- Ighram Location within Algeria
- Coordinates: 36°28′N 4°31′E﻿ / ﻿36.467°N 4.517°E
- Country: Algeria
- Province: Béjaïa

Area
- • Total: 50.11 km^{2} (19.35 sq mi)

Population (2003)
- • Total: 16,878
- Time zone: UTC+1 (West Africa Time)

= Ighram =

Ighram (Iɣrem) is a town and commune of Kabylie in northern Algeria. The town is located on the Soummam, on its left bank. It is located south-west of the wilaya of Béjaïa, a distance of more than 70 km from the provincial capital and less than 5 km from Akbou. It covers an area of 50.11 square kilometers and the population of the town of Ighram is estimated at 16 878 inhabitants, 8 472 men and 8 406 women with a density of 332 inhabitants / km ² (statistics 31 December 2003).

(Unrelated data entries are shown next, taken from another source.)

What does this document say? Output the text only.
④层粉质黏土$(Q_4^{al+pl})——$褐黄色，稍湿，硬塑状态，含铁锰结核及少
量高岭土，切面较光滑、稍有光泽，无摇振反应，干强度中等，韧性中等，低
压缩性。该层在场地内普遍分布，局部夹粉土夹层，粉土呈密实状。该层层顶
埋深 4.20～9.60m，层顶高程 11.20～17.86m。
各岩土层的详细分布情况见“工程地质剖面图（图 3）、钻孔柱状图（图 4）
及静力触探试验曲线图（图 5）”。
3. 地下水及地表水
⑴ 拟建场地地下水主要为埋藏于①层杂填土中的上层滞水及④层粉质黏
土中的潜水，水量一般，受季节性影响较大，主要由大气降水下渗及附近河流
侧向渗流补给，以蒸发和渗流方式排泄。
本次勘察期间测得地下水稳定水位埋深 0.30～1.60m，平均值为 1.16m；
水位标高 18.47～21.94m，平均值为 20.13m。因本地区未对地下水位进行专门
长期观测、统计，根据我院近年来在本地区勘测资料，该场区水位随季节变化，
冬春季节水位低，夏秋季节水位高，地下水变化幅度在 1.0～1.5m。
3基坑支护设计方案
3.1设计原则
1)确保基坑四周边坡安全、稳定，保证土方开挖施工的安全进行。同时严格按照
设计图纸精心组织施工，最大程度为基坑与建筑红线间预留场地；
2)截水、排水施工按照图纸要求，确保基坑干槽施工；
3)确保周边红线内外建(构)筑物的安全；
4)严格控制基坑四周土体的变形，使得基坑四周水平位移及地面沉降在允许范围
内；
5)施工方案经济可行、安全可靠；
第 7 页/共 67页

Administratively, it is bordered by the wilaya of Tizi Ouzou to the north, Akbou and Tazmalt to the south, to the west by the town of Beni Mellikeche.

The commune is composed of several villages (Elma-Ouguenane, Amar Ouzeguene Ath, Ath Kerrou, Azoun, Ath Selam, Boukir, Iaamourene, Igguirven, Ighrem Ighil Nacer, Ikherbouchen, Irsen, Iaâzunène, Laazib Ulahdir, Elmecheta, Taslent, Tazagharth, Tifthisin, Tighilt Makhlouf).

The homes are centered on courtyards and agriculture employs much of the population. The war of liberation and emigration have emptied many of the villages of their population, resulting in the relative deterioration of buildings.

The climate in Ighram both in winters and summers mild and hot respectively. Annual rainfall averages vary between 6.33 mm and 70.45 mm with peak rainfall in the month of December. In winter, the town receives an average of 63.63 mm of water. Temperatures range from 8.68 °C and 30.80 °C.

Economically the town of Ighram is dependent on nearby Akbou.